Quand une société va succomber, il est nécessaire que celle qui lui succède ne se substitue que lentement à elle, du dehors au dedans. Supposez, en effet, dans cette vieille société-ci, une révolution intégrale s’implantant subitement au centre ? Imaginez, par exemple, une révolution dont le mot d’ordre serait : Suppression de l’aubaine de la propriété et de l’intérêt du capital, maîtresse aujourd’hui de Paris ! — Qu’arriverait-il ?

Ce que nous pouvons lire dans l’histoire, ce qui s’observe dans la nature. Les provinces étoufferaient Paris ; Paris lui-même étoufferait le gouvernement initiateur de cette révolution. C’est-à-dire que le cœur succomberait sous les efforts des membres ; ou bien encore, que la bourgeoisie française étranglerait la dictature révolutionnaire de Paris. Cela s’est vu trois fois depuis cinquante ans ; cela se verra tant que la majorité des intérêts bourgeois ne sera pas définitivement dissoute.

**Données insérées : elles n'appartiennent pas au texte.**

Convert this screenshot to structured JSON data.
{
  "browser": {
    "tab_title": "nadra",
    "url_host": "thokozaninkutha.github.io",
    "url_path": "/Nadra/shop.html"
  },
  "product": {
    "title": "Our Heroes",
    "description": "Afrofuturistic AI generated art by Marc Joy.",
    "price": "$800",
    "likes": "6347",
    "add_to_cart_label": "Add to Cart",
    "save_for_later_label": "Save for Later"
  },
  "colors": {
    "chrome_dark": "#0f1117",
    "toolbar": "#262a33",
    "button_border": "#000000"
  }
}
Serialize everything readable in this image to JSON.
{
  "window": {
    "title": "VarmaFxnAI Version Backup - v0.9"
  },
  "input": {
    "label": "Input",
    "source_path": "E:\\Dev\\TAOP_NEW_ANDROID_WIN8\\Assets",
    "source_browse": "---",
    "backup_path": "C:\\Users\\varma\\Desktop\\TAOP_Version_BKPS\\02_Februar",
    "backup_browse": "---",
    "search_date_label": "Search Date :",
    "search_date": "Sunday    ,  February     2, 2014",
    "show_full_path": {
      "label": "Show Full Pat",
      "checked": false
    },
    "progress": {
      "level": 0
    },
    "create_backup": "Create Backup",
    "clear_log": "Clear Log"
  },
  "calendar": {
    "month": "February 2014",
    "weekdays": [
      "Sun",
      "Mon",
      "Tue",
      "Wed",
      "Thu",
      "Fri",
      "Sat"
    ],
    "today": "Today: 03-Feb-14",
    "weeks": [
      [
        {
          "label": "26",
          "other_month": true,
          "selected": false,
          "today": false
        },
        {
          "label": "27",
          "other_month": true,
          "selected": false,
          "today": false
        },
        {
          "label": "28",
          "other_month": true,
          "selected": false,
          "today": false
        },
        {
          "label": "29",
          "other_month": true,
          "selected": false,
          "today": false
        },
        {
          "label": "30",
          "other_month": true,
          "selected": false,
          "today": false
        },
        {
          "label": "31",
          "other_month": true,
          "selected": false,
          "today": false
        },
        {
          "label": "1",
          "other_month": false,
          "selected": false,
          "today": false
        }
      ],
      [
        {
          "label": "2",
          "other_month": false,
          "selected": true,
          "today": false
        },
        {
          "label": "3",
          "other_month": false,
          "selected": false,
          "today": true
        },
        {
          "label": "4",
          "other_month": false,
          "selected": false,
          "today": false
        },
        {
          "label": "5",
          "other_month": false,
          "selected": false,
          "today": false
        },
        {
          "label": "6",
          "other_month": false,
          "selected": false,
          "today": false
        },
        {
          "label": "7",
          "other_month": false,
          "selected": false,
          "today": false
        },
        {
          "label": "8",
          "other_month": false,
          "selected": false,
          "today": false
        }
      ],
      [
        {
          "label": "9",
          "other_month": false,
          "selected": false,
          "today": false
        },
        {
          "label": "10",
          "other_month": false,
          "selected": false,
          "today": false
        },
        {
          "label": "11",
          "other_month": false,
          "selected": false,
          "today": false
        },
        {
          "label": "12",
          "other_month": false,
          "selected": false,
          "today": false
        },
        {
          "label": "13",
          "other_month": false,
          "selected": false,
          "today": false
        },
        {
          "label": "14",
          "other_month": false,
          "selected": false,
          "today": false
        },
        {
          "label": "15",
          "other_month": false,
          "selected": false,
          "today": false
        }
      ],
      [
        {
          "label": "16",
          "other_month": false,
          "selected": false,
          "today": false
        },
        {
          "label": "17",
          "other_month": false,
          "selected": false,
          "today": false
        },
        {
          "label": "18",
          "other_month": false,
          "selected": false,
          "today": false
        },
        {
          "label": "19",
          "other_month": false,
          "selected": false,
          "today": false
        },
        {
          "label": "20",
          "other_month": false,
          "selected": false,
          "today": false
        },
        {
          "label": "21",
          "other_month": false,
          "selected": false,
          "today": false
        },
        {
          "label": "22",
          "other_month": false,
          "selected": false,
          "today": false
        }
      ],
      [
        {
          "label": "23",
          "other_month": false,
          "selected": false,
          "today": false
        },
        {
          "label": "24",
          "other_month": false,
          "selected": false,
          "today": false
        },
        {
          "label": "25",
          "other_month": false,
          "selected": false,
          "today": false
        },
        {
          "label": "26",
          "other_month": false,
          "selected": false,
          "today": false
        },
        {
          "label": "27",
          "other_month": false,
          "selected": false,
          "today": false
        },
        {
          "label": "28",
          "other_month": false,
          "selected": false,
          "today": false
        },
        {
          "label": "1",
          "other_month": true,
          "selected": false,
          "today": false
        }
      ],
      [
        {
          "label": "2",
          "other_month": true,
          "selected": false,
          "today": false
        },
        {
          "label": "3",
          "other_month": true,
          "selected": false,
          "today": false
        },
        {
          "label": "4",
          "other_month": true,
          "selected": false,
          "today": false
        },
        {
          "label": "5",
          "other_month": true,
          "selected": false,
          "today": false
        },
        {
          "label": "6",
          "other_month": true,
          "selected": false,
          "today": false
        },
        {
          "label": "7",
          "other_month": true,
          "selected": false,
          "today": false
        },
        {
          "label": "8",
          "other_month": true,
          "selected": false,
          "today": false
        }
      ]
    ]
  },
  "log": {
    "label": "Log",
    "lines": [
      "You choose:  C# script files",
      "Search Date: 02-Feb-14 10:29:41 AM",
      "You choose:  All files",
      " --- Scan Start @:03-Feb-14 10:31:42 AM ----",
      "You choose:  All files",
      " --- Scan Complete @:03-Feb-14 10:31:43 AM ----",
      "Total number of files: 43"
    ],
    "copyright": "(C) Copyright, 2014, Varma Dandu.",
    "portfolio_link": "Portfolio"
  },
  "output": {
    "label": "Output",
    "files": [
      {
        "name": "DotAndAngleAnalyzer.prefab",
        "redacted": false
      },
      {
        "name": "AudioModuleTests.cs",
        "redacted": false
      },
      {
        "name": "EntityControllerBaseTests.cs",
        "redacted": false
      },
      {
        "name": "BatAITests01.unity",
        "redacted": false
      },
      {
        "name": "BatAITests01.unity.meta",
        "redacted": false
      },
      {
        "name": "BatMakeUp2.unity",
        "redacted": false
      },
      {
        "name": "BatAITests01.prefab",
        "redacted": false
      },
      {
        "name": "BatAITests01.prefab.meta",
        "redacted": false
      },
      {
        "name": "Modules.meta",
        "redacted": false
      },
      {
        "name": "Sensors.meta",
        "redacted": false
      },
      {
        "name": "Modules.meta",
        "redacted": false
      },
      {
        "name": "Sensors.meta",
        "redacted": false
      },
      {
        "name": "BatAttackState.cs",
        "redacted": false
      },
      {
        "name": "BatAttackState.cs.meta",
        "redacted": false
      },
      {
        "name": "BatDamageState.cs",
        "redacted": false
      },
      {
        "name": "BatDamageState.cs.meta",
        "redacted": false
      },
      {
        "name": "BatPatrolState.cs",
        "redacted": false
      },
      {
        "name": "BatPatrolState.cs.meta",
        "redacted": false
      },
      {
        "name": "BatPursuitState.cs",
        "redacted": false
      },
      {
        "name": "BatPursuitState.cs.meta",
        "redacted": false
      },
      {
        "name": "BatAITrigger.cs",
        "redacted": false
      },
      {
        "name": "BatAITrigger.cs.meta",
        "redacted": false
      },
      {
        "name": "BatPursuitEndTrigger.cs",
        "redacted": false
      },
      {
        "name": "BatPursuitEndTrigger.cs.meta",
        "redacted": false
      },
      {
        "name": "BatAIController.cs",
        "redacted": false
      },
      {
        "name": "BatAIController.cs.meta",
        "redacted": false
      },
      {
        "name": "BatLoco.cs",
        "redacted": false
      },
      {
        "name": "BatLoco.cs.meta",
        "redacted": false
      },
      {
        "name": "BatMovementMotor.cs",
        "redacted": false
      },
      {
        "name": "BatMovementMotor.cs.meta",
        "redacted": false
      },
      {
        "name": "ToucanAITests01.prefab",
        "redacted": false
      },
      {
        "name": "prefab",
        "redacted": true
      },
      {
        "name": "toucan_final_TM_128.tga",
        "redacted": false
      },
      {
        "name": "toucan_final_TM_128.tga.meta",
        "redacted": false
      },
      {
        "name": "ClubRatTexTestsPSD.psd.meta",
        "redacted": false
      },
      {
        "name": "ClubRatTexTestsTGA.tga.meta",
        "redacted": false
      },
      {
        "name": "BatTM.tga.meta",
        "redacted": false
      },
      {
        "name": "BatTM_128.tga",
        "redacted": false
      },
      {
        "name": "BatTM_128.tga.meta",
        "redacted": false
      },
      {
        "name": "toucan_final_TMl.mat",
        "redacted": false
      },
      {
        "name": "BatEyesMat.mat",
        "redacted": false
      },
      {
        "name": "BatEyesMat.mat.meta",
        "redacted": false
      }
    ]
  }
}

Il se produit alors dans la société ce qui se produirait chez l’homme s’il était possible qu’un cœur d’enfant se trouvât au centre d’un corps dont tous les autres organes seraient constitués depuis longtemps : — Les membres seraient d’un géant, et le cœur d’un enfant ; un semblable monstre ne saurait vivre.

D’où résulte, comme application à l’état actuel de l’Europe, qu’une nouvelle société devant se former dans l’Occident, ce n’est pas du centre du monde civilisé que se lèvera la Révolution ; — mais qu’elle viendra du dehors, et que, cheminant lentement de la circonférence au centre, elle assujettira les pays en décadence par zones d’invasions successives.